Personal Training for Beginners

              Recently, I’ve taken up personal training. I started helping out friends, family, and even have done house calls to those who responded to my Craigslist ad. Health and fitness has always been a large part of my life. Over the years, I’ve built up quite a bit of experience at the gym that I feel that could be valuable to others who are trying to become fit. Fitness is something that is a constant in my life, so if there was a subject to pass my knowledge of onto others, it’d be fitness.

              Before starting, I had no official experience or certifications when it came to personal training. But I didn’t want to let that from stopping me try something new. The reason behind starting this new side hustle was to pass on my vast knowledge of the proper way to exercise and eat, to give myself a new challenge and something to make me nervous about, and to earn a little cash on the side. All fine reasons in my opinion. So, I put out my first ad and got my first customer not shortly after. It was a strange feeling because I honestly wasn’t sure if anyone would respond to the ad. Nevertheless, I needed a plan to give to my new customer. And that was a new challenge for me. I was nervous, doubtful, and a little annoyed to be honest. Now it was time to go to work.

              The first thing I do when assessing a new client, I look at where they are currently at and what their goals are. If their goals are to lose weight, then I’d focus more on diet and cardio. If their goals are to gain mass, I’d focus on weight training. If their focus is on longevity, flexibility, and mobility, then I’d focus on compound movements and stretching. Depending on what the clients’ goals are all depend on how you treat their plan. If the client is unsure and wants just overall fitness, then I’ll balance all three of these different fitness aspects.

              After assessing the clients’ goals, then it’s time to come up with a program. At the core of each program, it should be similar from client to client. The core of each program will be similar. Where they differ depends on what the goals are. But for my clients, I have specific exercises that I know work and benefit someone no matter what their intentions are. So, that will be the core of my program. Then I will add on different specialized exercises tailored to the clients’ needs.
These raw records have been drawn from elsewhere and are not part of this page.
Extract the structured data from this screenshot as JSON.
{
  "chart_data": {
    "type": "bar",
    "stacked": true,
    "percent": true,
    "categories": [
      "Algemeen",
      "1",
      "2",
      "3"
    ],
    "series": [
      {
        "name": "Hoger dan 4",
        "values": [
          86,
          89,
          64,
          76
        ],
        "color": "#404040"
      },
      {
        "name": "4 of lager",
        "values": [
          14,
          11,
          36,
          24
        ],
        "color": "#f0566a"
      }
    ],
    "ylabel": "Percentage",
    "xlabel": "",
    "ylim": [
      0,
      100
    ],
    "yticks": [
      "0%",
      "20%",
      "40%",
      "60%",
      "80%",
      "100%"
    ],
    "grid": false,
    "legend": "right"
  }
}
              For one of my clients, we are working out at his home gym. This provides limitations on what we can do since we aren’t working with a fully stocked gym. This may require us to get creative at times to maximize the output with the equipment on hand. That’s all part of the fun. But in cases like this, I will still try to keep the core of the workout the same and find ways to use the equipment we have to do so. If all else fails, I have a library of body weight exercises that will mimic what I would normally do with weights.

              That’s essentially it. If you feel confident in your abilities in the gym to change your own body for the better, try giving personal training a try. It’s a way to challenge yourself, perhaps get you out of your comfort zone, and make some side cash while doing so. I felt a little awkward starting out with my first client, but this is all part of the process. Of course it should feel awkward. Starting anything new and doing something for the first time should feel awkward. Don’t try and fight it. Instead, accept it, move on, and get started on how you plan on progressing. Learning and growing isn’t easy and not always fun. But after it’s all said and done, we are better for it. Good luck!